Many so-called silent enterprises actually involve a fair bit of talking, or sound. Meditation retreats usually offer guided sessions and lectures, as well as one-on-one instruction. A session of “silence therapy” at the New York-based Asnani Foundation is, it turns out, a conversation about the benefits of silence, plus a prescription for meditation (cost: $120). Noise-cancellation headphones and sound-masking machines practice a nifty aural subtraction-by-addition, replacing distracting background noise with a soothing drone that gives the impression of quiet.
So it’s not quiet for its own sake that sells. It’s refuge from noise that can do us physical harm. The vast majority of earplugs and headphones, for example, are sold as protective devices for professionals, to preserve hearing for folks who work in factories, production plants or busy intersections. When people buy earplugs for personal use, says Tom Bergman, founder of The Ear Plug Super Store, “the No. 1 reason is because of a snoring spouse, followed by students trying to prep for exams.” Other reasons include tuning out office noise and trying to sleep in loud apartments, but personal use only makes up about 5 percent of The Ear Plug Super Store’s business.
The true detriment of noise? It stresses us out. Literally. Studies have shown repeated exposure to airport noise results in higher levels of cortisol and adrenaline, our stress hormones (see page 52).

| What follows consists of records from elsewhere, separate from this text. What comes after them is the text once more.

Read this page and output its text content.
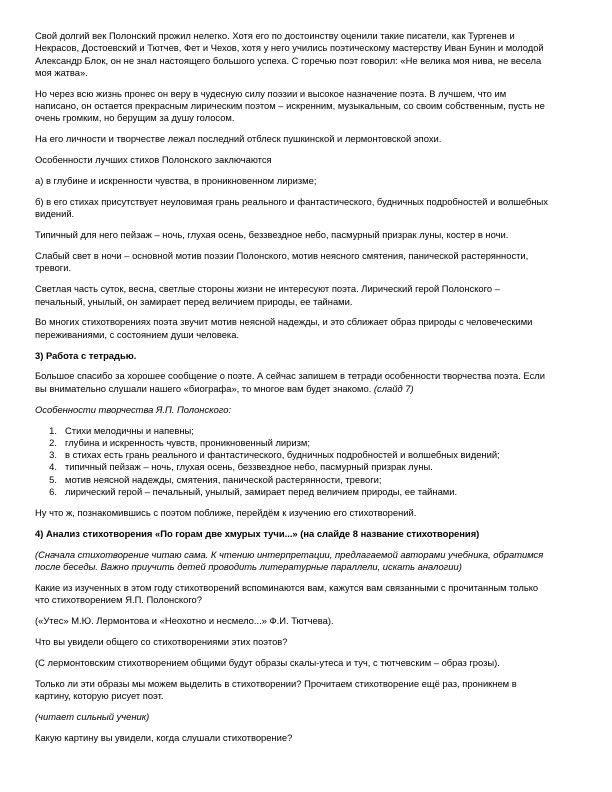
Свой долгий век Полонский прожил нелегко. Хотя его по достоинству оценили такие писатели, как Тургенев и Некрасов, Достоевский и Тютчев, Фет и Чехов, хотя у него учились поэтическому мастерству Иван Бунин и молодой Александр Блок, он не знал настоящего большого успеха. С горечью поэт говорил: «Не велика моя нива, не весела моя жатва».

Но через всю жизнь пронес он веру в чудесную силу поэзии и высокое назначение поэта. В лучшем, что им написано, он остается прекрасным лирическим поэтом – искренним, музыкальным, со своим собственным, пусть не очень громким, но берущим за душу голосом.

На его личности и творчестве лежал последний отблеск пушкинской и лермонтовской эпохи.

Особенности лучших стихов Полонского заключаются

а) в глубине и искренности чувства, в проникновенном лиризме;

б) в его стихах присутствует неуловимая грань реального и фантастического, будничных подробностей и волшебных видений.

Типичный для него пейзаж – ночь, глухая осень, беззвездное небо, пасмурный призрак луны, костер в ночи.

Слабый свет в ночи – основной мотив поэзии Полонского, мотив неясного смятения, панической растерянности, тревоги.

Светлая часть суток, весна, светлые стороны жизни не интересуют поэта. Лирический герой Полонского – печальный, унылый, он замирает перед величием природы, ее тайнами.

Во многих стихотворениях поэта звучит мотив неясной надежды, и это сближает образ природы с человеческими переживаниями, с состоянием души человека.

3) Работа с тетрадью.

Большое спасибо за хорошее сообщение о поэте. А сейчас запишем в тетради особенности творчества поэта. Если вы внимательно слушали нашего «биографа», то многое вам будет знакомо. (слайд 7)

Особенности творчества Я.П. Полонского:

1. Стихи мелодичны и напевны;
2. глубина и искренность чувств, проникновенный лиризм;
3. в стихах есть грань реального и фантастического, будничных подробностей и волшебных видений;
4. типичный пейзаж – ночь, глухая осень, беззвездное небо, пасмурный призрак луны.
5. мотив неясной надежды, смятения, панической растерянности, тревоги;
6. лирический герой – печальный, унылый, замирает перед величием природы, ее тайнами.

Ну что ж, познакомившись с поэтом поближе, перейдём к изучению его стихотворений.

4) Анализ стихотворения «По горам две хмурых тучи...» (на слайде 8 название стихотворения)

(Сначала стихотворение читаю сама. К чтению интерпретации, предлагаемой авторами учебника, обратимся после беседы. Важно приучить детей проводить литературные параллели, искать аналогии)

Какие из изученных в этом году стихотворений вспоминаются вам, кажутся вам связанными с прочитанным только что стихотворением Я.П. Полонского?

(«Утес» М.Ю. Лермонтова и «Неохотно и несмело...» Ф.И. Тютчева).

Что вы увидели общего со стихотворениями этих поэтов?

(С лермонтовским стихотворением общими будут образы скалы-утеса и туч, с тютчевским – образ грозы).

Только ли эти образы мы можем выделить в стихотворении? Прочитаем стихотворение ещё раз, проникнем в картину, которую рисует поэт.

(читает сильный ученик)

Какую картину вы увидели, когда слушали стихотворение?
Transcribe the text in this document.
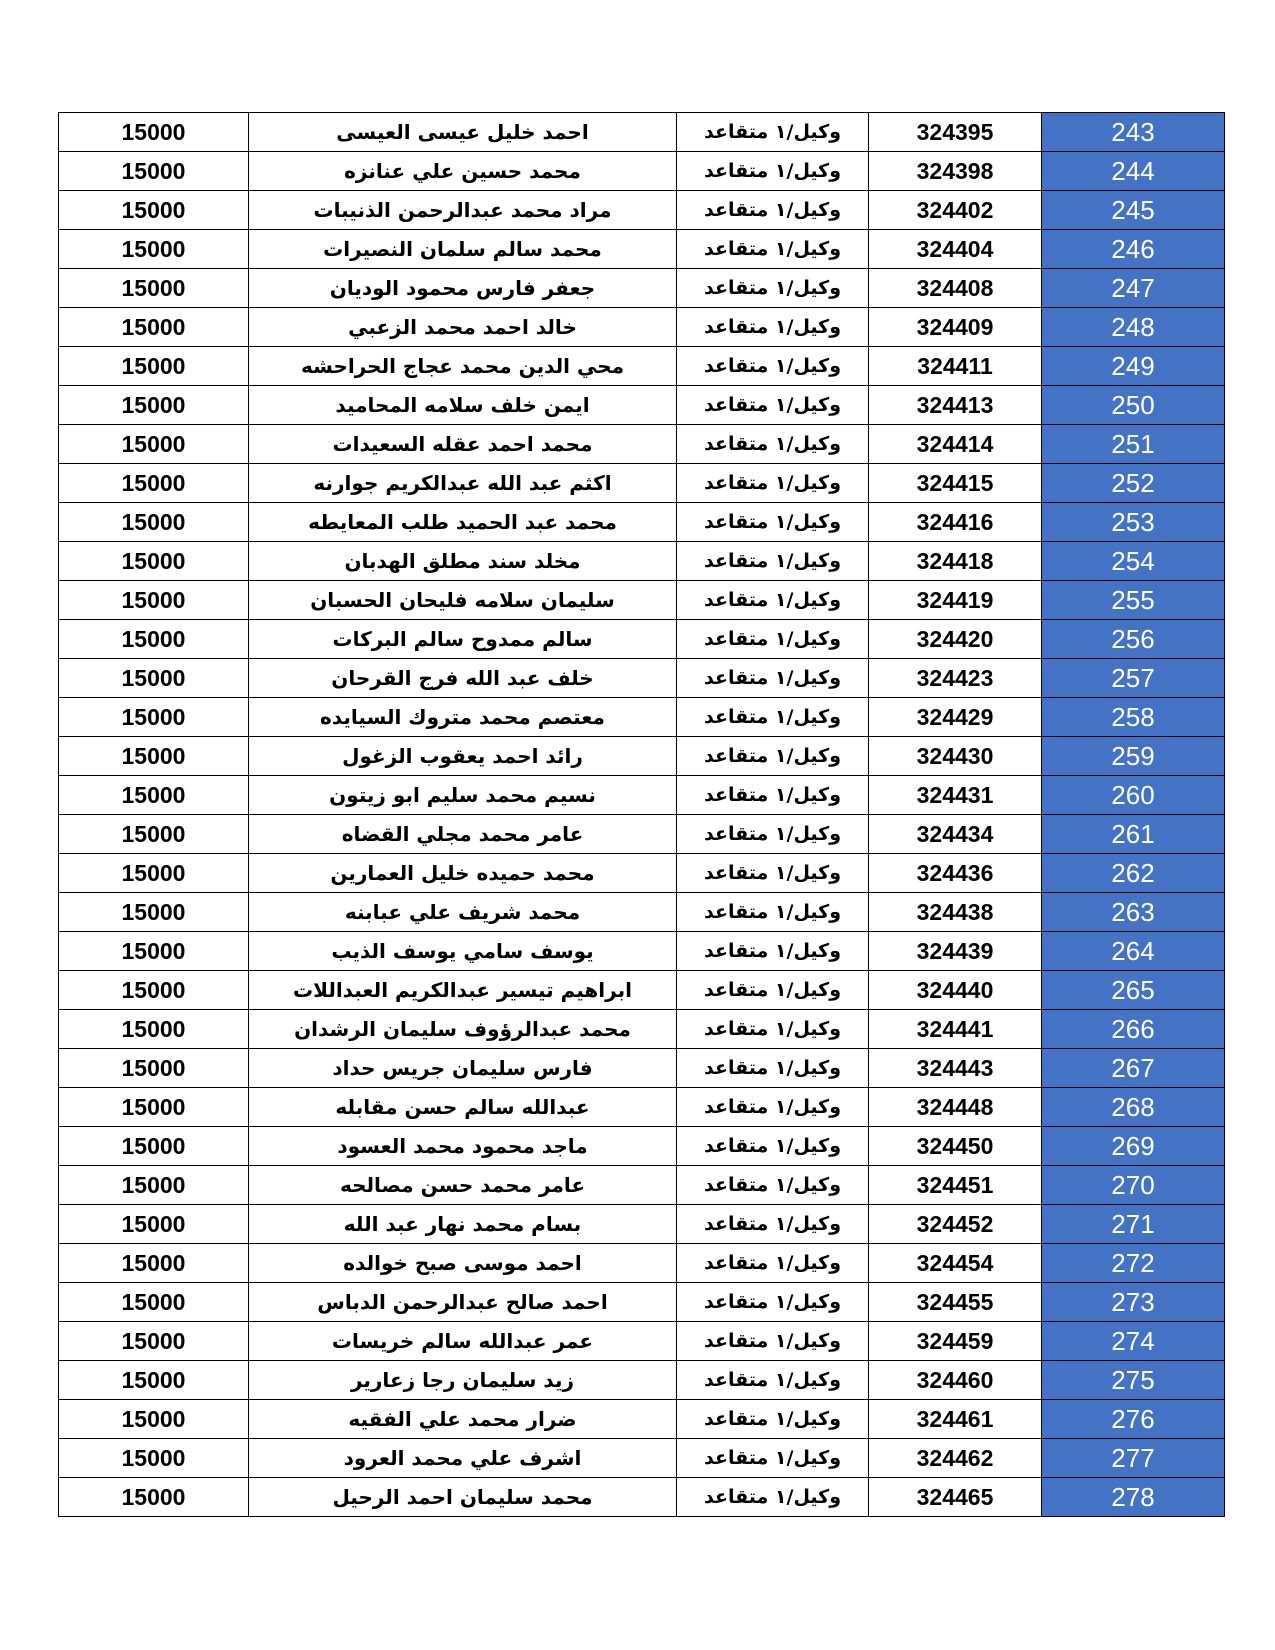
15000	احمد خليل عيسى العيسى	وكيل/١ متقاعد	324395	243
15000	محمد حسين علي عنانزه	وكيل/١ متقاعد	324398	244
15000	مراد محمد عبدالرحمن الذنيبات	وكيل/١ متقاعد	324402	245
15000	محمد سالم سلمان النصيرات	وكيل/١ متقاعد	324404	246
15000	جعفر فارس محمود الوديان	وكيل/١ متقاعد	324408	247
15000	خالد احمد محمد الزعبي	وكيل/١ متقاعد	324409	248
15000	محي الدين محمد عجاج الحراحشه	وكيل/١ متقاعد	324411	249
15000	ايمن خلف سلامه المحاميد	وكيل/١ متقاعد	324413	250
15000	محمد احمد عقله السعيدات	وكيل/١ متقاعد	324414	251
15000	اكثم عبد الله عبدالكريم جوارنه	وكيل/١ متقاعد	324415	252
15000	محمد عبد الحميد طلب المعايطه	وكيل/١ متقاعد	324416	253
15000	مخلد سند مطلق الهدبان	وكيل/١ متقاعد	324418	254
15000	سليمان سلامه فليحان الحسبان	وكيل/١ متقاعد	324419	255
15000	سالم ممدوح سالم البركات	وكيل/١ متقاعد	324420	256
15000	خلف عبد الله فرج القرحان	وكيل/١ متقاعد	324423	257
15000	معتصم محمد متروك السيايده	وكيل/١ متقاعد	324429	258
15000	رائد احمد يعقوب الزغول	وكيل/١ متقاعد	324430	259
15000	نسيم محمد سليم ابو زيتون	وكيل/١ متقاعد	324431	260
15000	عامر محمد مجلي القضاه	وكيل/١ متقاعد	324434	261
15000	محمد حميده خليل العمارين	وكيل/١ متقاعد	324436	262
15000	محمد شريف علي عبابنه	وكيل/١ متقاعد	324438	263
15000	يوسف سامي يوسف الذيب	وكيل/١ متقاعد	324439	264
15000	ابراهيم تيسير عبدالكريم العبداللات	وكيل/١ متقاعد	324440	265
15000	محمد عبدالرؤوف سليمان الرشدان	وكيل/١ متقاعد	324441	266
15000	فارس سليمان جريس حداد	وكيل/١ متقاعد	324443	267
15000	عبدالله سالم حسن مقابله	وكيل/١ متقاعد	324448	268
15000	ماجد محمود محمد العسود	وكيل/١ متقاعد	324450	269
15000	عامر محمد حسن مصالحه	وكيل/١ متقاعد	324451	270
15000	بسام محمد نهار عبد الله	وكيل/١ متقاعد	324452	271
15000	احمد موسى صبح خوالده	وكيل/١ متقاعد	324454	272
15000	احمد صالح عبدالرحمن الدباس	وكيل/١ متقاعد	324455	273
15000	عمر عبدالله سالم خريسات	وكيل/١ متقاعد	324459	274
15000	زيد سليمان رجا زعارير	وكيل/١ متقاعد	324460	275
15000	ضرار محمد علي الفقيه	وكيل/١ متقاعد	324461	276
15000	اشرف علي محمد العرود	وكيل/١ متقاعد	324462	277
15000	محمد سليمان احمد الرحيل	وكيل/١ متقاعد	324465	278
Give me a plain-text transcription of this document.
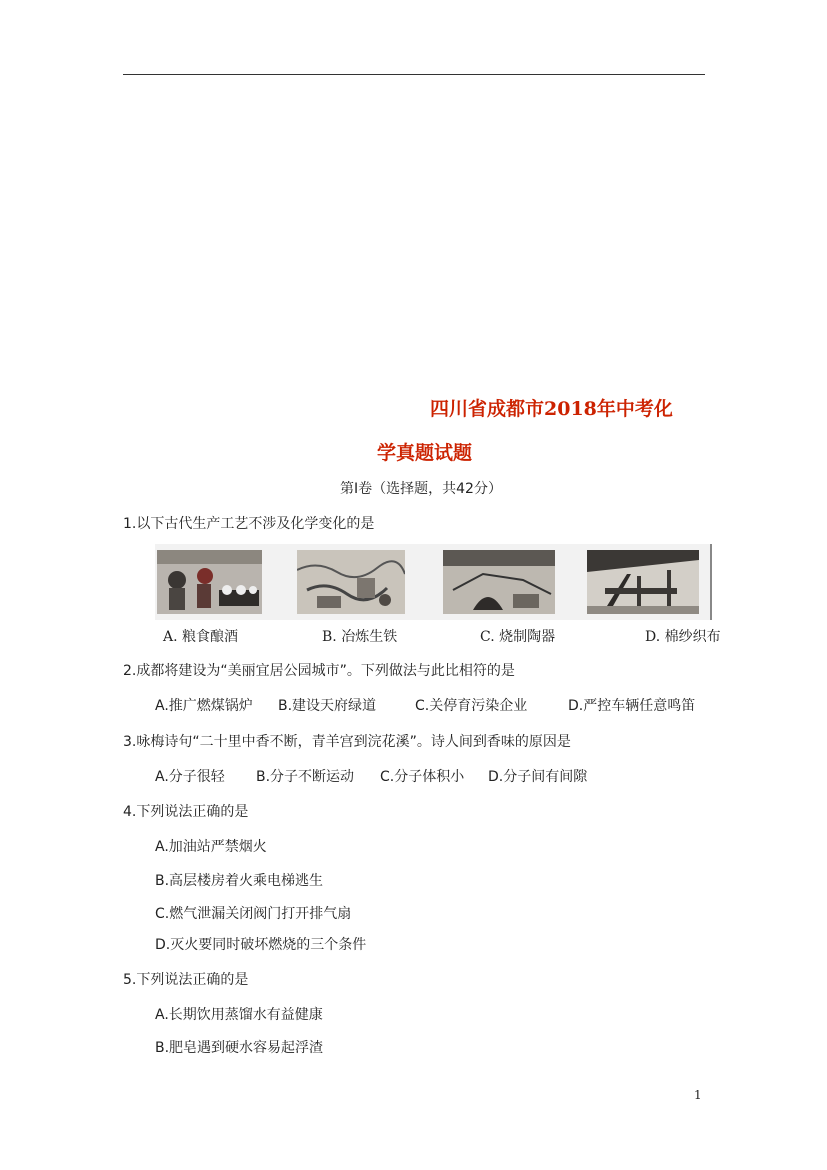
四川省成都市2018年中考化
学真题试题
第Ⅰ卷（选择题，共42分）
1.以下古代生产工艺不涉及化学变化的是
A. 粮食酿酒	B. 冶炼生铁	C. 烧制陶器	D. 棉纱织布
2.成都将建设为“美丽宜居公园城市”。下列做法与此比相符的是
A.推广燃煤锅炉 B.建设天府绿道	C.关停育污染企业	D.严控车辆任意鸣笛
3.咏梅诗句“二十里中香不断，青羊宫到浣花溪”。诗人间到香味的原因是
A.分子很轻 B.分子不断运动 C.分子体积小 D.分子间有间隙
4.下列说法正确的是
A.加油站严禁烟火
B.高层楼房着火乘电梯逃生
C.燃气泄漏关闭阀门打开排气扇
D.灭火要同时破坏燃烧的三个条件
5.下列说法正确的是
A.长期饮用蒸馏水有益健康
B.肥皂遇到硬水容易起浮渣
1
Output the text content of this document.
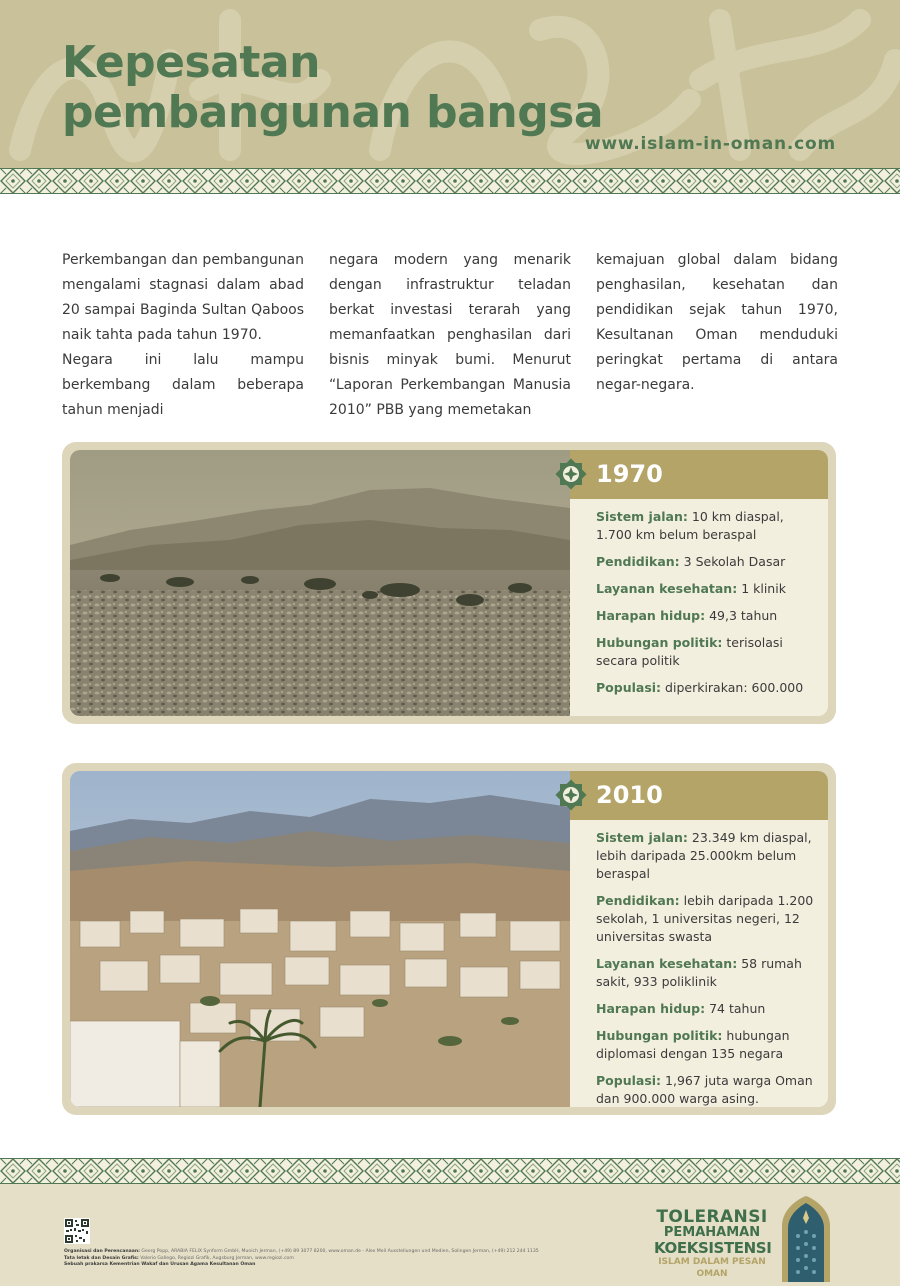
Kepesatan
pembangunan bangsa
www.islam-in-oman.com

Perkembangan dan pembangunan mengalami stagnasi dalam abad 20 sampai Baginda Sultan Qaboos naik tahta pada tahun 1970.

Negara ini lalu mampu berkembang dalam beberapa tahun menjadi

negara modern yang menarik dengan infrastruktur teladan berkat investasi terarah yang memanfaatkan penghasilan dari bisnis minyak bumi. Menurut “Laporan Perkembangan Manusia 2010” PBB yang memetakan

kemajuan global dalam bidang penghasilan, kesehatan dan pendidikan sejak tahun 1970, Kesultanan Oman menduduki peringkat pertama di antara negar-negara.

1970
Sistem jalan: 10 km diaspal, 1.700 km belum beraspal
Pendidikan: 3 Sekolah Dasar
Layanan kesehatan: 1 klinik
Harapan hidup: 49,3 tahun
Hubungan politik: terisolasi secara politik
Populasi: diperkirakan: 600.000
2010
Sistem jalan: 23.349 km diaspal, lebih daripada 25.000km belum beraspal
Pendidikan: lebih daripada 1.200 sekolah, 1 universitas negeri, 12 universitas swasta
Layanan kesehatan: 58 rumah sakit, 933 poliklinik
Harapan hidup: 74 tahun
Hubungan politik: hubungan diplomasi dengan 135 negara
Populasi: 1,967 juta warga Oman dan 900.000 warga asing.
Organisasi dan Perencanaan: Georg Popp, ARABIA FELIX Synform GmbH, Munich Jerman, (+49) 89 3077 8200, www.oman.de - Alex Meil Ausstellungen und Medien, Solingen Jerman, (+49) 212 244 1135
Tata letak dan Desain Grafis: Valerio Gallego, Regiozi Grafik, Augsburg Jerman, www.regiozi.com
Sebuah prakarsa Kementrian Wakaf dan Urusan Agama Kesultanan Oman
TOLERANSI
PEMAHAMAN
KOEKSISTENSI
ISLAM DALAM PESAN OMAN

We may not be aware of the toll noise takes, but we’ll lay out cold cash to get rid of it.
Buyers might pay 10 percent more for a house sheltered from street sounds than they would for one in a noisier spot. Same goes for condos, says Broadhurst, the acoustic engineer. “Someone might be willing to spend another $50,000 to get something they think is going to be quieter. You want to be able to relax and read and not hear the music from the movie that’s being watched next door.” But even then, engineers and developers are careful not to overpromise: When it comes to the reasons residents sue condo developers, noise is a runner-up only to waterproofing.
With Yelo, Ronco offers refuge that’s almost womb-like. People need quiet and isolation–but just a little bit, and in a non-threatening environment. That’s partly why Yelo offers massages and reflexology along with nap pods; pure naps only account for about 25 percent of its business. And while $18 seems a small price to pay for the chance to lie down in the middle of a busy day, Yelo also offers nap enhancements, like an optional scent of berries, figs or mimosas, and a soundtrack designed to soothe.
But when I visited, I was hoping for quiet, not wind chimes, so I passed on the music. With only the ambient hum of the heating system to mask the sounds of traffic on 57th Street, I closed my eyes.
Insulated from the hustle-bustle, it was easy to see the potential in businesses like Yelo. As the world gets noisier and busier, we’re all likely to pay a little extra for peace and quiet.
Janet Paskin is a business journalist who lives in Brooklyn, New York.